18 may. 2026

¿Seré zurdo, señor?

Luego de cargar por años con el mote de neoliberal por apoyar la privatización de empresas públicas me vengo a enterar de que en realidad soy zurdo. Lo descubrí en las redes sociales donde se desarrolla buena parte del debate nacional tras la destitución de Lugo.

En realidad no estoy muy seguro de mi lugar en el espectro ideológico local, una cuestión que se ha tornado de vital importancia porque ella determina por lo visto si somos patriotas o legionarios.

Pero permítanme explicar el porqué de mi confusión.

Creo que fue un terrible error destituir a un presidente (una acción traumática reservada exclusivamente para situación de crisis insalvables) al que solo le faltaba un año de mandato, sobre todo porque no veo que haya habido razones convincentes para hacerlo.

Por lo que leí en las redes, semejante opinión me convierte automáticamente en militante de izquierda.

Creo, sin embargo, que la destitución no se apartó un ápice de la Constitución, y que la sucesión se ajustó a derecho.

Eso me retorna a la derecha y para colmo me convierte en golpista.

Creo, empero, que los sectores más conservadores de la sociedad, azuzados por analistas que vaticinaban una escalada de la violencia como parte de un plan para impedir las elecciones, crearon el escenario para la destitución del presidente; y creo que tales vaticinios nacieron del honesto delirio de esos analistas afectos a todo tipo de teorías de conspiración.

Esto me coloca nuevamente a la izquierda.

Creo, sin embargo, que el mayor conspirador contra el gobierno depuesto fue el propio presidente que gobernó desordenadamente sin establecer jamás prioridades y manteniendo una actitud ambigua y hasta indolente ante los graves problemas que prometió resolver.

Dicha opinión me inclina otra vez a la derecha.

Creo que el Mercosur se aprovechó de la destitución desprolija del presidente para sacarnos temporalmente del club y meter por la ventana al socio al que, de hecho, siempre prefirió y por razones meramente comerciales, que son las únicas que importan a la hora de la verdad en las relaciones diplomáticas.

Estoy seguro, además, de que Venezuela intentó influir en nuestra crisis política para salvar al gobierno de Lugo, con lo que paso ya de la simple derecha a las filas del imperialismo apátrida.

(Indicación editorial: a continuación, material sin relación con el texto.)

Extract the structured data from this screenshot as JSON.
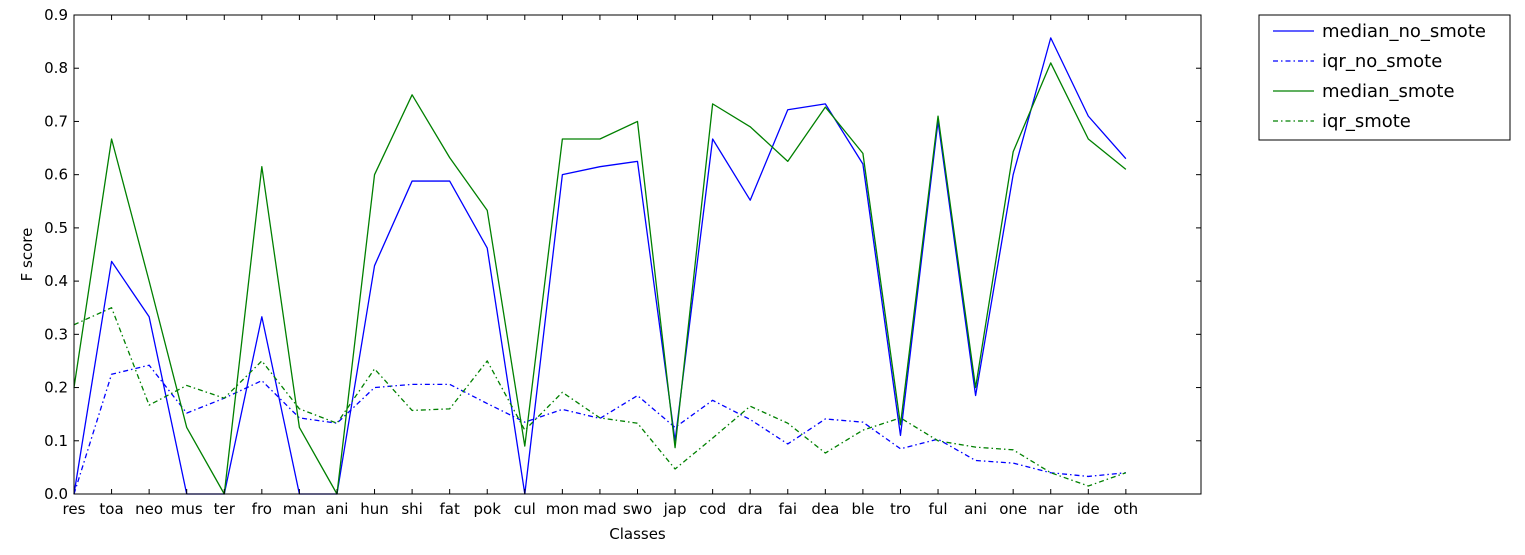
{
  "chart_data": {
    "type": "line",
    "xlabel": "Classes",
    "ylabel": "F score",
    "ylim": [
      0,
      0.9
    ],
    "yticks": [
      "0.0",
      "0.1",
      "0.2",
      "0.3",
      "0.4",
      "0.5",
      "0.6",
      "0.7",
      "0.8",
      "0.9"
    ],
    "xlim_index": [
      0,
      30
    ],
    "categories": [
      "res",
      "toa",
      "neo",
      "mus",
      "ter",
      "fro",
      "man",
      "ani",
      "hun",
      "shi",
      "fat",
      "pok",
      "cul",
      "mon",
      "mad",
      "swo",
      "jap",
      "cod",
      "dra",
      "fai",
      "dea",
      "ble",
      "tro",
      "ful",
      "ani",
      "one",
      "nar",
      "ide",
      "oth"
    ],
    "grid": false,
    "legend_position": "outside-top-right",
    "series": [
      {
        "name": "median_no_smote",
        "color": "#0000ff",
        "style": "solid",
        "values": [
          0.0,
          0.437,
          0.333,
          0.0,
          0.0,
          0.333,
          0.0,
          0.0,
          0.429,
          0.588,
          0.588,
          0.462,
          0.0,
          0.6,
          0.615,
          0.625,
          0.1,
          0.667,
          0.552,
          0.722,
          0.733,
          0.62,
          0.11,
          0.7,
          0.185,
          0.6,
          0.857,
          0.71,
          0.63
        ]
      },
      {
        "name": "iqr_no_smote",
        "color": "#0000ff",
        "style": "dashdot",
        "values": [
          0.0,
          0.225,
          0.242,
          0.152,
          0.18,
          0.213,
          0.143,
          0.133,
          0.2,
          0.206,
          0.206,
          0.17,
          0.135,
          0.159,
          0.142,
          0.185,
          0.125,
          0.176,
          0.14,
          0.094,
          0.141,
          0.135,
          0.085,
          0.103,
          0.063,
          0.058,
          0.04,
          0.033,
          0.04
        ]
      },
      {
        "name": "median_smote",
        "color": "#008000",
        "style": "solid",
        "values": [
          0.2,
          0.667,
          0.4,
          0.125,
          0.0,
          0.615,
          0.125,
          0.0,
          0.6,
          0.75,
          0.632,
          0.533,
          0.09,
          0.667,
          0.667,
          0.7,
          0.087,
          0.733,
          0.69,
          0.625,
          0.727,
          0.64,
          0.13,
          0.71,
          0.2,
          0.643,
          0.81,
          0.667,
          0.61
        ]
      },
      {
        "name": "iqr_smote",
        "color": "#008000",
        "style": "dashdot",
        "values": [
          0.318,
          0.35,
          0.167,
          0.204,
          0.18,
          0.25,
          0.16,
          0.133,
          0.235,
          0.157,
          0.16,
          0.25,
          0.12,
          0.191,
          0.143,
          0.133,
          0.047,
          0.105,
          0.165,
          0.133,
          0.077,
          0.12,
          0.143,
          0.1,
          0.088,
          0.083,
          0.04,
          0.015,
          0.04
        ]
      }
    ]
  }
}
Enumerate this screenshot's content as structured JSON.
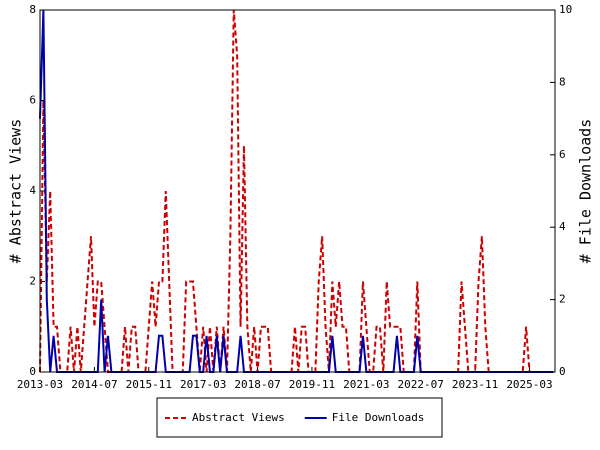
{
  "chart_data": {
    "type": "line",
    "x": [
      "2013-03",
      "2013-04",
      "2013-05",
      "2013-06",
      "2013-07",
      "2013-08",
      "2013-09",
      "2013-10",
      "2013-11",
      "2013-12",
      "2014-01",
      "2014-02",
      "2014-03",
      "2014-04",
      "2014-05",
      "2014-06",
      "2014-07",
      "2014-08",
      "2014-09",
      "2014-10",
      "2014-11",
      "2014-12",
      "2015-01",
      "2015-02",
      "2015-03",
      "2015-04",
      "2015-05",
      "2015-06",
      "2015-07",
      "2015-08",
      "2015-09",
      "2015-10",
      "2015-11",
      "2015-12",
      "2016-01",
      "2016-02",
      "2016-03",
      "2016-04",
      "2016-05",
      "2016-06",
      "2016-07",
      "2016-08",
      "2016-09",
      "2016-10",
      "2016-11",
      "2016-12",
      "2017-01",
      "2017-02",
      "2017-03",
      "2017-04",
      "2017-05",
      "2017-06",
      "2017-07",
      "2017-08",
      "2017-09",
      "2017-10",
      "2017-11",
      "2017-12",
      "2018-01",
      "2018-02",
      "2018-03",
      "2018-04",
      "2018-05",
      "2018-06",
      "2018-07",
      "2018-08",
      "2018-09",
      "2018-10",
      "2018-11",
      "2018-12",
      "2019-01",
      "2019-02",
      "2019-03",
      "2019-04",
      "2019-05",
      "2019-06",
      "2019-07",
      "2019-08",
      "2019-09",
      "2019-10",
      "2019-11",
      "2019-12",
      "2020-01",
      "2020-02",
      "2020-03",
      "2020-04",
      "2020-05",
      "2020-06",
      "2020-07",
      "2020-08",
      "2020-09",
      "2020-10",
      "2020-11",
      "2020-12",
      "2021-01",
      "2021-02",
      "2021-03",
      "2021-04",
      "2021-05",
      "2021-06",
      "2021-07",
      "2021-08",
      "2021-09",
      "2021-10",
      "2021-11",
      "2021-12",
      "2022-01",
      "2022-02",
      "2022-03",
      "2022-04",
      "2022-05",
      "2022-06",
      "2022-07",
      "2022-08",
      "2022-09",
      "2022-10",
      "2022-11",
      "2022-12",
      "2023-01",
      "2023-02",
      "2023-03",
      "2023-04",
      "2023-05",
      "2023-06",
      "2023-07",
      "2023-08",
      "2023-09",
      "2023-10",
      "2023-11",
      "2023-12",
      "2024-01",
      "2024-02",
      "2024-03",
      "2024-04",
      "2024-05",
      "2024-06",
      "2024-07",
      "2024-08",
      "2024-09",
      "2024-10",
      "2024-11",
      "2024-12",
      "2025-01",
      "2025-02",
      "2025-03",
      "2025-04",
      "2025-05",
      "2025-06",
      "2025-07",
      "2025-08",
      "2025-09",
      "2025-10"
    ],
    "series": [
      {
        "name": "Abstract Views",
        "color": "#cc0000",
        "line_style": "dashed",
        "axis": "y",
        "values": [
          0,
          6,
          2,
          4,
          1,
          1,
          0,
          0,
          0,
          1,
          0,
          1,
          0,
          1,
          2,
          3,
          1,
          2,
          2,
          1,
          0,
          0,
          0,
          0,
          0,
          1,
          0,
          1,
          1,
          0,
          0,
          0,
          1,
          2,
          1,
          2,
          2,
          4,
          2,
          0,
          0,
          0,
          0,
          2,
          2,
          2,
          1,
          0,
          1,
          0,
          1,
          0,
          1,
          0,
          1,
          0,
          3,
          8,
          7,
          1,
          5,
          1,
          0,
          1,
          0,
          1,
          1,
          1,
          0,
          0,
          0,
          0,
          0,
          0,
          0,
          1,
          0,
          1,
          1,
          0,
          0,
          0,
          2,
          3,
          1,
          0,
          2,
          1,
          2,
          1,
          1,
          0,
          0,
          0,
          0,
          2,
          1,
          0,
          0,
          1,
          1,
          0,
          2,
          1,
          1,
          1,
          1,
          0,
          0,
          0,
          0,
          2,
          0,
          0,
          0,
          0,
          0,
          0,
          0,
          0,
          0,
          0,
          0,
          0,
          2,
          1,
          0,
          0,
          0,
          2,
          3,
          1,
          0,
          0,
          0,
          0,
          0,
          0,
          0,
          0,
          0,
          0,
          0,
          1,
          0,
          0,
          0,
          0,
          0,
          0,
          0,
          0
        ]
      },
      {
        "name": "File Downloads",
        "color": "#0000aa",
        "line_style": "solid",
        "axis": "y2",
        "values": [
          7,
          10,
          2,
          0,
          1,
          0,
          0,
          0,
          0,
          0,
          0,
          0,
          0,
          0,
          0,
          0,
          0,
          0,
          2,
          0,
          1,
          0,
          0,
          0,
          0,
          0,
          0,
          0,
          0,
          0,
          0,
          0,
          0,
          0,
          0,
          1,
          1,
          0,
          0,
          0,
          0,
          0,
          0,
          0,
          0,
          1,
          1,
          0,
          0,
          1,
          0,
          0,
          1,
          0,
          1,
          0,
          0,
          0,
          0,
          1,
          0,
          0,
          0,
          0,
          0,
          0,
          0,
          0,
          0,
          0,
          0,
          0,
          0,
          0,
          0,
          0,
          0,
          0,
          0,
          0,
          0,
          0,
          0,
          0,
          0,
          0,
          1,
          0,
          0,
          0,
          0,
          0,
          0,
          0,
          0,
          1,
          0,
          0,
          0,
          0,
          0,
          0,
          0,
          0,
          0,
          1,
          0,
          0,
          0,
          0,
          0,
          1,
          0,
          0,
          0,
          0,
          0,
          0,
          0,
          0,
          0,
          0,
          0,
          0,
          0,
          0,
          0,
          0,
          0,
          0,
          0,
          0,
          0,
          0,
          0,
          0,
          0,
          0,
          0,
          0,
          0,
          0,
          0,
          0,
          0,
          0,
          0,
          0,
          0,
          0,
          0,
          0
        ]
      }
    ],
    "xlim": [
      "2013-03",
      "2025-10"
    ],
    "xticks": [
      "2013-03",
      "2014-07",
      "2015-11",
      "2017-03",
      "2018-07",
      "2019-11",
      "2021-03",
      "2022-07",
      "2023-11",
      "2025-03"
    ],
    "ylim": [
      0,
      8
    ],
    "yticks": [
      0,
      2,
      4,
      6,
      8
    ],
    "y2lim": [
      0,
      10
    ],
    "y2ticks": [
      0,
      2,
      4,
      6,
      8,
      10
    ],
    "ylabel": "# Abstract Views",
    "y2label": "# File Downloads",
    "legend": "bottom"
  }
}
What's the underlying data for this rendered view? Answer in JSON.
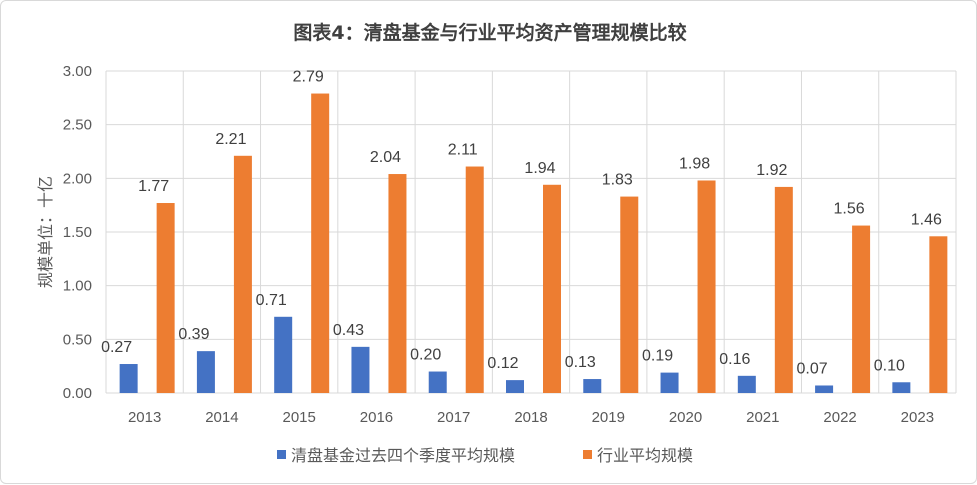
{
  "chart_data": {
    "type": "bar",
    "title": "图表4：清盘基金与行业平均资产管理规模比较",
    "ylabel": "规模单位：十亿",
    "xlabel": "",
    "categories": [
      "2013",
      "2014",
      "2015",
      "2016",
      "2017",
      "2018",
      "2019",
      "2020",
      "2021",
      "2022",
      "2023"
    ],
    "ylim": [
      0,
      3.0
    ],
    "yticks": [
      "0.00",
      "0.50",
      "1.00",
      "1.50",
      "2.00",
      "2.50",
      "3.00"
    ],
    "grid": true,
    "legend_position": "bottom",
    "series": [
      {
        "name": "清盘基金过去四个季度平均规模",
        "color": "#4472c4",
        "values": [
          0.27,
          0.39,
          0.71,
          0.43,
          0.2,
          0.12,
          0.13,
          0.19,
          0.16,
          0.07,
          0.1
        ],
        "labels": [
          "0.27",
          "0.39",
          "0.71",
          "0.43",
          "0.20",
          "0.12",
          "0.13",
          "0.19",
          "0.16",
          "0.07",
          "0.10"
        ]
      },
      {
        "name": "行业平均规模",
        "color": "#ed7d31",
        "values": [
          1.77,
          2.21,
          2.79,
          2.04,
          2.11,
          1.94,
          1.83,
          1.98,
          1.92,
          1.56,
          1.46
        ],
        "labels": [
          "1.77",
          "2.21",
          "2.79",
          "2.04",
          "2.11",
          "1.94",
          "1.83",
          "1.98",
          "1.92",
          "1.56",
          "1.46"
        ]
      }
    ]
  }
}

Creo, sin embargo, que si hubiera tenido algún interés en particular lo mismo habría hecho la Embajada de EE. UU., probablemente a favor del Congreso, lo que hubiera provocado el aplauso o, cuanto menos, el silencio cómplice de los mismos que hoy se desgañitan vociferando contra esta clara intromisión extranjera.

Retorno, pues a la izquierda.

Creo, finalmente, que en un año habremos regresado al Mercosur, habrá nuevo mandatario, el presidente destituido será senador y estará negociando con sus verdugos de hoy una vicepresidencia en la Cámara, la gente seguirá con sus dramas de siempre y yo seguiré sin saber si soy de izquierda o de derecha.